In 2010, California took a substantive step towards forestalling the negative outcomes that often befall foster youth as they transition into adulthood by passing landmark legislation extending foster care services. But in the fraught negotiations to get the bill (AB 12) through, legislators compromised and phased the implementation of the law in to save money, creating a situation wherein state funding dries up for youth turning 19 in 2012.
2,166 foster youth will turn (or have already) 19 this year, forcing cash-strapped counties scrambling to find ways to fill the funding gap the state law created. Some counties like Los Angeles, San Francisco and San Mateo have taken on the financial burden on themselves. While others, like Contra Costa, have not.
Scrutiny around Contra Costa County’s response to the funding “bubble” started when this news source first reported on the case of foster youth David Colby who feared being pushed out of the foster care system on his 19th birthday in May. Colby’s case encapsulated this bitter sweet moment in the evolution in California’s foster care policy, wherein a young person’s birthday was the deciding factor in whether or not they received the services the state had promised would help them successfully transition into adulthood.
A barrage of news coverage stemming from Colby’s experience in outlets including The San Francisco Chronicle, The Contra Costa Times, KGO Radio News and KPIX News ensued, creating new pressure on the State Assembly to pass mop up legislation that would eliminate the funding bubble. On May 30th, this legislation (AB 1712) did pass unanimously on the Assembly floor and now awaits action in the State Senate.
“We recognize that there are state mandates without state funding in play, and encourage the state to consider dedicated funding to support the extension of foster care,” said a handful of Contra Costa County Supervisors through a statement given to The Chronicle. “However, children who enter our system are ours until they are successfully launched; that’s the commitment our child welfare workers show with each and every case, no matter how difficult the circumstances.”
For the county’s 43 “bubble kids,” this commitment is embodied by the ILSP program run by 20-year child welfare veteran Don Graves.
Under Graves’ watch, Contra Costa County’s ILSP moved into a 10,000 square foot facility in 2001, making it a one-stop shop for foster youth in need of services. From a state of the art kitchen used to provide basic cooking classes to a computer lab housing more than thirty computers for the kids to use to find employment. The facility also has a wardrobe closet filled with new and used clothes and shoes that are readily available to youth as well as a shower and hygiene closet.
ILSP works with the Transitional Housing Program (THP Plus) to help foster youth who have aged out find housing. The program also uses a Host-Home model of housing where families are able to rent out space in their homes to emancipated foster youth.

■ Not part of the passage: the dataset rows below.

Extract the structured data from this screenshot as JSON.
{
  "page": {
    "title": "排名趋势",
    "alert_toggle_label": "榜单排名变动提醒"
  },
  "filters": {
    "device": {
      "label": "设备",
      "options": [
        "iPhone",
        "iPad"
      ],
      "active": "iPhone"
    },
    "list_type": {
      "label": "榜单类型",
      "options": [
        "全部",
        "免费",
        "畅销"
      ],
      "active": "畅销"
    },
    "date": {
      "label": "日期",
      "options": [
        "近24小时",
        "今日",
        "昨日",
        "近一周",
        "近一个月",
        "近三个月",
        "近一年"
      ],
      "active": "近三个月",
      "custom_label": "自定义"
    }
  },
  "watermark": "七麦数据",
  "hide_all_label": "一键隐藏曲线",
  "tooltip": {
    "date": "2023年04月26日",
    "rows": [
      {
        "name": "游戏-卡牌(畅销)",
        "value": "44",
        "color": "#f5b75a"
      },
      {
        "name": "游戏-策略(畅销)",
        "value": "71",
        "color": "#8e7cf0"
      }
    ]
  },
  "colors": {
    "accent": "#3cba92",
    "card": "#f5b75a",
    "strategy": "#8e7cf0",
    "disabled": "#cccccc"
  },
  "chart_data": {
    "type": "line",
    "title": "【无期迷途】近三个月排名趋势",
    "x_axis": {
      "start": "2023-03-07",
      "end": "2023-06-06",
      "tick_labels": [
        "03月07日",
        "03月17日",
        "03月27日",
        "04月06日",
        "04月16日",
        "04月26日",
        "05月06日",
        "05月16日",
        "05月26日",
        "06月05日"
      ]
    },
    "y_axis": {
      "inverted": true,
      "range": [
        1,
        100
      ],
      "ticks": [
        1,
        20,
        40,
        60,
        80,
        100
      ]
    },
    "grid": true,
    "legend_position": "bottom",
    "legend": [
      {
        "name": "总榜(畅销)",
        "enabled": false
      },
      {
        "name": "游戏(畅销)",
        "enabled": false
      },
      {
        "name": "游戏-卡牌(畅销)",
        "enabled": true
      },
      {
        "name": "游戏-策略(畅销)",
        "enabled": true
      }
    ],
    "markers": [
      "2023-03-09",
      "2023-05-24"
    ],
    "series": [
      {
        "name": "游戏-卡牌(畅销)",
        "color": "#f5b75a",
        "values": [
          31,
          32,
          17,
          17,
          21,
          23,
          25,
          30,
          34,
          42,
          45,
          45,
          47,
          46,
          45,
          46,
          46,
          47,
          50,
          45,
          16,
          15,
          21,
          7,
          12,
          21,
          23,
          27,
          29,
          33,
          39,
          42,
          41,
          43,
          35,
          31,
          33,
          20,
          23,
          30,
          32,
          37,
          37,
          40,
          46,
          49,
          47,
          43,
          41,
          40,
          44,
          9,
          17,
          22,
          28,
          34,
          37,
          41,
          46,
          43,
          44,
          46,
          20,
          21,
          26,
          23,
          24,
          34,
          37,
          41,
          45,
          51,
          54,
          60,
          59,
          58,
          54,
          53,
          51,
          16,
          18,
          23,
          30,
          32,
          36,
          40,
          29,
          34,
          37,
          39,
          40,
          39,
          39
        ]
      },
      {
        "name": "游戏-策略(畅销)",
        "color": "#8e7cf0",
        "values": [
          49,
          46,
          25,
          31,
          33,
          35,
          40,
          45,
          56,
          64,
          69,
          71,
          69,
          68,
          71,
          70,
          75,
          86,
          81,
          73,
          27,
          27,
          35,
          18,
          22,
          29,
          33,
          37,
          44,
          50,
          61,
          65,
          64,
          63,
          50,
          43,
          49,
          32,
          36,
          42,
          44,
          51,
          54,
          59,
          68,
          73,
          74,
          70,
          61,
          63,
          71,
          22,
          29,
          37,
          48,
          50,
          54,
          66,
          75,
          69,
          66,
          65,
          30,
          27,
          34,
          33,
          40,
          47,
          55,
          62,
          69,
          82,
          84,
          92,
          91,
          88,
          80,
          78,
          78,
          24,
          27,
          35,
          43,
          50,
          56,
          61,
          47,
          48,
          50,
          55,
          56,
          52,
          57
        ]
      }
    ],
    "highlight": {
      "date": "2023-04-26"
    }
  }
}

While the state contemplates filling in the funding bubble, Graves and the ILSP program are left trying to live up to its intent without an influx of cash to do so.
“We have focused on fund-raising to help augment the dwindling dollars allocated to ILSP, “said Graves, adding that excursions and trips have already been limited. “We created a non-profit umbrella account with our volunteer and emergency services where we are able to receive cash donations from the community.”
A significant amount of time is put into identifying funding sources and applying for various grants to help fund ILSP services. Contra Costa County’s ILSP received $9,000 for two year’s to support the upkeep of the facilities food pantry and recently received a $15,000 grant from Orinda’s Women Club was given to support extended care services.
Graves, who sees the extension of foster care as the realization of years of advocacy, is undaunted.
“I believe I’ve been called to do this work,” he said. “We have a moral obligation to look after these young adults.”